Riker Danzig LLP
- Headquarters: Madison, New Jersey, U.S.
- No. of offices: 3 offices
- No. of attorneys: c. 140
- Major practice areas: General practice
- Key people: Kelly Strange Crawford (Co-Chair); A.J. Borrelli (Co-Chair); Michael P. O'Mullan (Managing Partner);
- Date founded: 1882; 144 years ago
- Company type: Limited liability partnership
- Website: riker.com

= Riker Danzig =

American law firm

Riker Danzig LLP is a law firm in the state of New Jersey. Founded in 1882, it is among the state's oldest firms. The firm is based in Madison, New Jersey and also has offices in Trenton, New Jersey, and New York City.

In 2018, Law360 ranked the firm as the 301st largest in the United States by headcount.

==History and practice areas==
The origins of Riker Danzig trace back to 1882, when the firm Riker and Riker opened its practice in Newark, NJ. In 1948, the firm merged with Emerson, Emery & Danzig to form Riker, Emery & Danzig, creating one of the top litigation firms in the state, with numerous national clients included Fidelity Union Trust Company. The firm was called Riker, Danzig, Scherer, Hyland & Perretti from 1985 - 2022, and was shortened to its current form, Riker Danzig, in 2022.

Today, the firm has a broad range of practice areas, including significant practices in commercial litigation, energy, tax and trusts and estates, financial services, labor and employment, education law, corporate finance, mergers and acquisitions, insurance and reinsurance, real estate, environmental law and white collar criminal defense. The firm also has a very successful bankruptcy practice, representing large businesses in Chapter 11 proceedings. The firm also does lobbying work within the New Jersey State Legislature.
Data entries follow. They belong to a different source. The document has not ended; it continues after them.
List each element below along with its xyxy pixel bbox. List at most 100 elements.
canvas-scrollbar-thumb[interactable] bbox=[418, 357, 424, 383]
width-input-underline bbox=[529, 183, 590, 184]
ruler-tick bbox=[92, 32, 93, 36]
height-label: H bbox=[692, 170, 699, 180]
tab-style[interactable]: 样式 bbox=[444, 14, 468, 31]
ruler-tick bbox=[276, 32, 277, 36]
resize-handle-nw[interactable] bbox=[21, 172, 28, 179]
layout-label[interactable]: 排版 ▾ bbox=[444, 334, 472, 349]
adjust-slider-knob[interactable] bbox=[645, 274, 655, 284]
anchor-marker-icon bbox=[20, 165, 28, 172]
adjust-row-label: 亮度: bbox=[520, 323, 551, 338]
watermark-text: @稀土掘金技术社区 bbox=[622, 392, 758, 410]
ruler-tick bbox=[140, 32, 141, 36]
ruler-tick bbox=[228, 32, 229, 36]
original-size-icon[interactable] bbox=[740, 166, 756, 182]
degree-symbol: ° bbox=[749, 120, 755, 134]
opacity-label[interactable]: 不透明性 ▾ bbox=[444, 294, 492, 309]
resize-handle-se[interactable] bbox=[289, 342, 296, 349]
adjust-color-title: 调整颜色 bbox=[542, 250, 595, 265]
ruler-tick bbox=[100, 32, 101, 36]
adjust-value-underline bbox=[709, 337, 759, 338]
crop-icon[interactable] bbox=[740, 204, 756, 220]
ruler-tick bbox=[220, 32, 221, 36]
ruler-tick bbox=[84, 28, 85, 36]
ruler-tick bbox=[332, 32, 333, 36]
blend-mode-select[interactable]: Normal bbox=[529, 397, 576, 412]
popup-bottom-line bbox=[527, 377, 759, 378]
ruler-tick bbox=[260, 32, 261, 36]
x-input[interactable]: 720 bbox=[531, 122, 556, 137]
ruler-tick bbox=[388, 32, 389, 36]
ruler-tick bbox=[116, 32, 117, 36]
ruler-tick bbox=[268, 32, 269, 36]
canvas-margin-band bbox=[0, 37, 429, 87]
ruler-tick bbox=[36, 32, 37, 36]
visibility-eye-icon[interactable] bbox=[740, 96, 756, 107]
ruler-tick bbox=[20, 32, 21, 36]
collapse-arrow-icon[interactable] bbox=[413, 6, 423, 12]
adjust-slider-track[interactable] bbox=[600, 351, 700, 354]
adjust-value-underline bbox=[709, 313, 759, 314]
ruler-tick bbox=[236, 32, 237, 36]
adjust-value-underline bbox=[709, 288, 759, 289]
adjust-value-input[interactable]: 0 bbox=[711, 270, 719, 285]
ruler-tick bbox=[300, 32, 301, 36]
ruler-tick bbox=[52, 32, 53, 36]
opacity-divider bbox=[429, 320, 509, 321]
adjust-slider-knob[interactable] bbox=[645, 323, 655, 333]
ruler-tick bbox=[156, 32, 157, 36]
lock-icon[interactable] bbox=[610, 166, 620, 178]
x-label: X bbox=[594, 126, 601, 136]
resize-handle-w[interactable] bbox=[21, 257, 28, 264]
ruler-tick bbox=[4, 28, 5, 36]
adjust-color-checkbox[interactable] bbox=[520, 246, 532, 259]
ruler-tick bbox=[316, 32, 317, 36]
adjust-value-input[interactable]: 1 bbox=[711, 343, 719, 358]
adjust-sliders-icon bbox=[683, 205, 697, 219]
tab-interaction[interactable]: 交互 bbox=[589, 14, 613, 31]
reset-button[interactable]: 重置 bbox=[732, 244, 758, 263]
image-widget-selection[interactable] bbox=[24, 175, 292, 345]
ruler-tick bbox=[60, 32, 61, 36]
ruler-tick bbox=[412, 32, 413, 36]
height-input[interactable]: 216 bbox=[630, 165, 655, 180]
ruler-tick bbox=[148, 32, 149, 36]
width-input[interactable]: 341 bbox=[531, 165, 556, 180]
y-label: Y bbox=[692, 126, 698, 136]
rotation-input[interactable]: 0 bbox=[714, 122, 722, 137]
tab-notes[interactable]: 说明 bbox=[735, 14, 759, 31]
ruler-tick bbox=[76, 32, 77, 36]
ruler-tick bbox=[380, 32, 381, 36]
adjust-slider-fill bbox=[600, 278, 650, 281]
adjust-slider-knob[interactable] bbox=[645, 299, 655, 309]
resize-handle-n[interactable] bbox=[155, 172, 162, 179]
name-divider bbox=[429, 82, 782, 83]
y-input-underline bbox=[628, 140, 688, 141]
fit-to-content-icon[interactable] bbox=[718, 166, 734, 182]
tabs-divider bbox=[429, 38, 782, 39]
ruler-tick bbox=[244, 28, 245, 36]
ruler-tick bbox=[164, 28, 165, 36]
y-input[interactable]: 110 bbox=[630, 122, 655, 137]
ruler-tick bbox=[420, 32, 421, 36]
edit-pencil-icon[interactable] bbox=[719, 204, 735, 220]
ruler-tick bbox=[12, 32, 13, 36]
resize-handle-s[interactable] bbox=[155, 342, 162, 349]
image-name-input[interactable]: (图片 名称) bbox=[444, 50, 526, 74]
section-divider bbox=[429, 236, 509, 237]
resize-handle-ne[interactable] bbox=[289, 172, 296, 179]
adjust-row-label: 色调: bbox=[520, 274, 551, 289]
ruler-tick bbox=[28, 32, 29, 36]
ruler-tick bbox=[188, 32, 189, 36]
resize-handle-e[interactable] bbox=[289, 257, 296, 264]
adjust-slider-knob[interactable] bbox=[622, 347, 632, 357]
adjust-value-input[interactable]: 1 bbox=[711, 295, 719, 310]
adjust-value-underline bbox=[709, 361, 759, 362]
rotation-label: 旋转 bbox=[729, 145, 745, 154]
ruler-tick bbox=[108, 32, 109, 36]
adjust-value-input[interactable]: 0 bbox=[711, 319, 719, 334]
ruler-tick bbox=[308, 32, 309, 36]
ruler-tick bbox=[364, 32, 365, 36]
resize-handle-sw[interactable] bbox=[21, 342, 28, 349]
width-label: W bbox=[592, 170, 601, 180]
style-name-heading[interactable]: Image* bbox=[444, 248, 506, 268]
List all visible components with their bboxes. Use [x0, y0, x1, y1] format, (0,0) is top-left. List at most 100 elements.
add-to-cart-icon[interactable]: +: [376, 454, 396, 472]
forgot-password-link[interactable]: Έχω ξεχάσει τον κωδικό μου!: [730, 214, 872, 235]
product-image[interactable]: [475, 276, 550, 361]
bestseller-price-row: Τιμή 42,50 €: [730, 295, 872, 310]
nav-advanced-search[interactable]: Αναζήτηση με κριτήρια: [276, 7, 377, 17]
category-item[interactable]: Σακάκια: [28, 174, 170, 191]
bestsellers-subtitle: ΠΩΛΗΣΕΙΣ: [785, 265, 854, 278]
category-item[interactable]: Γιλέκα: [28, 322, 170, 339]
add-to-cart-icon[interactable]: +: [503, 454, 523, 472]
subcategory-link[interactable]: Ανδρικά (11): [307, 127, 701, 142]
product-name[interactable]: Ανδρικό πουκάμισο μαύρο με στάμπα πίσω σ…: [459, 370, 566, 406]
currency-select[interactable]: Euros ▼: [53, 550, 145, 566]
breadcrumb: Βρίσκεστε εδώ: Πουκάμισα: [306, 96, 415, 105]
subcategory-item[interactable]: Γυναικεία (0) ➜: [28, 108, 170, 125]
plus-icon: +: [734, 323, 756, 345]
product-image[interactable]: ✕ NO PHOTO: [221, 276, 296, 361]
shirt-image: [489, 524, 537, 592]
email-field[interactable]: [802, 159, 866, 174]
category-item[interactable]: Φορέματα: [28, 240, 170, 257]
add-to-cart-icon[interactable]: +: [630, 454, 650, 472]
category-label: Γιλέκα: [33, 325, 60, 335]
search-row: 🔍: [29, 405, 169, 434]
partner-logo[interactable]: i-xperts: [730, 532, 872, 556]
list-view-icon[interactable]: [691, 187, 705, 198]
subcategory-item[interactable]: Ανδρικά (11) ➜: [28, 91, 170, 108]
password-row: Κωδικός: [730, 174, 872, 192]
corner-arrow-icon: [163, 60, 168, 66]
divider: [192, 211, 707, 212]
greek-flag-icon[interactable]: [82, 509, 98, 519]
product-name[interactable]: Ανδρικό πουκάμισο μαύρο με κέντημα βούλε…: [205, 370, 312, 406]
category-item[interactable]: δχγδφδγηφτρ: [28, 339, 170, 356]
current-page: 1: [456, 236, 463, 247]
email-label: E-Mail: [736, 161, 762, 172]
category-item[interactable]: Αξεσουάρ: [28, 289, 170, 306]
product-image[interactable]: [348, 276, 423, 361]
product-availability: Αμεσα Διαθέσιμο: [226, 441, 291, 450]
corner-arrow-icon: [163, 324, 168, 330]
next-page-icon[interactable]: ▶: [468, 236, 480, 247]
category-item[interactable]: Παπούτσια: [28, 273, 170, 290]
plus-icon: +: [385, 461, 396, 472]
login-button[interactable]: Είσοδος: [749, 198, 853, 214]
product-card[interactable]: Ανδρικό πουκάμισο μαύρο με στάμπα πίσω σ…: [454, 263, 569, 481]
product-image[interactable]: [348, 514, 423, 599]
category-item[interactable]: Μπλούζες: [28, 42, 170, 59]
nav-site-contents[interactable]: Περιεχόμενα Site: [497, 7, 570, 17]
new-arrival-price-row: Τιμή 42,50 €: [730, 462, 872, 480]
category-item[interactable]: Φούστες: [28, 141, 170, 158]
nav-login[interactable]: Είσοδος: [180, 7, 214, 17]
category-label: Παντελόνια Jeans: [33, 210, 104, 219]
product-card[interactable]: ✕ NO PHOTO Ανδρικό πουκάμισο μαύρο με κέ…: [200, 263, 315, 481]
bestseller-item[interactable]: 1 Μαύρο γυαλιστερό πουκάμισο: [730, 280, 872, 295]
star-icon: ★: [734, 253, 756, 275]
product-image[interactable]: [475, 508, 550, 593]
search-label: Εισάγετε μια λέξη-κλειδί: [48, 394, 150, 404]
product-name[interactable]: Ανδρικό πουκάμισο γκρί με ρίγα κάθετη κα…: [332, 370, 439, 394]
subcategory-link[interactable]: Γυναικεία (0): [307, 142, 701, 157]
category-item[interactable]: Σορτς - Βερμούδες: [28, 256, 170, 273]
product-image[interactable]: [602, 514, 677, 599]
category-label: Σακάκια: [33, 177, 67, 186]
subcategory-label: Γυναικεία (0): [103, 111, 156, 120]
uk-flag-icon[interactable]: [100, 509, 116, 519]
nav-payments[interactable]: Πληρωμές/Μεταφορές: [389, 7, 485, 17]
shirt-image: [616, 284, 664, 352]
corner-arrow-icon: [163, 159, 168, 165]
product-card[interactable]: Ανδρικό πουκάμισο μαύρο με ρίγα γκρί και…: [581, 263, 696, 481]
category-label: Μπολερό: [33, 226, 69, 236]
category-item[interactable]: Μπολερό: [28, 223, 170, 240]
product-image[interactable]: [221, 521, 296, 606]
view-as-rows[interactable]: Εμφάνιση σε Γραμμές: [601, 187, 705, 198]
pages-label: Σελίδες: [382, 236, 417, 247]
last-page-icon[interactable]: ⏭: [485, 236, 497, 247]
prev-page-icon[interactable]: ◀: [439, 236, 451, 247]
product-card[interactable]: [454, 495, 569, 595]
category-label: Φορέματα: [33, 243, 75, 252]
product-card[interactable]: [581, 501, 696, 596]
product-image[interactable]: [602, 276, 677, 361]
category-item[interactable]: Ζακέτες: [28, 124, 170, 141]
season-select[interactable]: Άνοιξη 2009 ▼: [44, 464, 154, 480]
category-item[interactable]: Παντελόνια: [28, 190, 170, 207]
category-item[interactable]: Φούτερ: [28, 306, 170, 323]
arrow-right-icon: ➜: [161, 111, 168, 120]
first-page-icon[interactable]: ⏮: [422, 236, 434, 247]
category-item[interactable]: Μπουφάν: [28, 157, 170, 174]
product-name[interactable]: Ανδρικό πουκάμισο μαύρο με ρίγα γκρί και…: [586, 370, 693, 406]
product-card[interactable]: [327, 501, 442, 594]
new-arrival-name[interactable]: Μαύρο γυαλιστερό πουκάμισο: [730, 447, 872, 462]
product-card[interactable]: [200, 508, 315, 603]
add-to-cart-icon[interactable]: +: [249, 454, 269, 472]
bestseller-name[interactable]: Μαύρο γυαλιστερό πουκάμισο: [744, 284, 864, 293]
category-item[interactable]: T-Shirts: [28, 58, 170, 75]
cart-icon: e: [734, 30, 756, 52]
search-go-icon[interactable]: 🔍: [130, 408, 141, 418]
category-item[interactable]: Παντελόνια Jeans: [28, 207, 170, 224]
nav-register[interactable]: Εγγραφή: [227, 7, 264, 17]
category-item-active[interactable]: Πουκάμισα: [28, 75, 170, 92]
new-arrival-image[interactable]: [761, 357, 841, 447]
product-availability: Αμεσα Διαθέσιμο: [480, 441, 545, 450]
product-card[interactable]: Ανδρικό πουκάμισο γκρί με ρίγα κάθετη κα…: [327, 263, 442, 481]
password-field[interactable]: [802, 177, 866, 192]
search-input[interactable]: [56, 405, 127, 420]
Twenty-three of the firm's practices were ranked in the top tier in New Jersey by U.S. News & World Reports "Best Law Firms" in 2021. These practice areas include arbitration, corporate law, commercial litigation, employment law, environmental law, government regulations, insurance law, mergers & acquisition law, products liability, real estate law.

==Notable lawyers and alumni==
A number of state and national political figures have worked for the firm, including:

===Attorneys General===
- John J. Farmer, Jr., former New Jersey Attorney General who briefly served as Governor of New Jersey, served as an associate at the firm from 1988 to 1990.
- Peter C. Harvey, former New Jersey Attorney General under Governor Jim McGreevey and former partner of Riker Danzig.
- William F. Hyland, former New Jersey Attorney General under Governor Brendan Byrne, deceased.
- Nicholas Katzenbach, the former United States Attorney General and Under Secretary of State, became a partner at Riker Danzig after retiring as general counsel of IBM, deceased.
- Peter N. Perretti, Jr., former New Jersey Attorney General and former partner at the firm, deceased.

===Elected officials===
- William J. Hughes, former congressman for New Jersey's 2nd congressional district, formerly of counsel to the firm, deceased.

===Appointed officials===
- John Sheridan, former Transportation Commissioner and a senior partner in the firm until 2005, deceased.

===Judiciary===
- Dickinson Richards Debevoise, Senior District Judge on the United States District Court for the District of New Jersey, is a former partner at the firm, deceased.
- Marie Garibaldi, former partner who went on to become the first female Justice on the Supreme Court of New Jersey in 1982, deceased.
- Anne M. Patterson, current New Jersey Supreme Court justice, former partner of Riker Danzig.
- Stewart G. Pollock, former New Jersey Supreme Court justice, currently of counsel to the firm.
- Sidney M. Schreiber, former New Jersey Supreme Court justice, deceased.
- Victor Ashrafi, former Judge of the Appellate Division of the Superior Court of New Jersey, currently of counsel to the firm.
- James S. Rothschild, Jr., former Judge of the Superior Court of New Jersey, Essex County, currently of counsel to the firm.
- Travis L. Francis, former Assignment Judge of the Superior Court of New Jersey, Middlesex County, currently of counsel to the firm.
- Zahid Quraishi, former partner who was appointed a United States Magistrate Judge for the District of New Jersey on June 3, 2019, becoming the first Asian-American to sit on the federal bench in New Jersey. On March 30, 2021, he was nominated as a United States district judge of the United States District Court for the District of New Jersey. Upon his June 10, 2021 confirmation, he became the first Muslim-American to serve on a federal district court as an Article III judge.
- Renee Marie Bumb, former associate who was appointed Chief Judge of the United States District Court for the District of New Jersey in 2023, and Judge of the United States District Court for the District of New Jersey in 2006.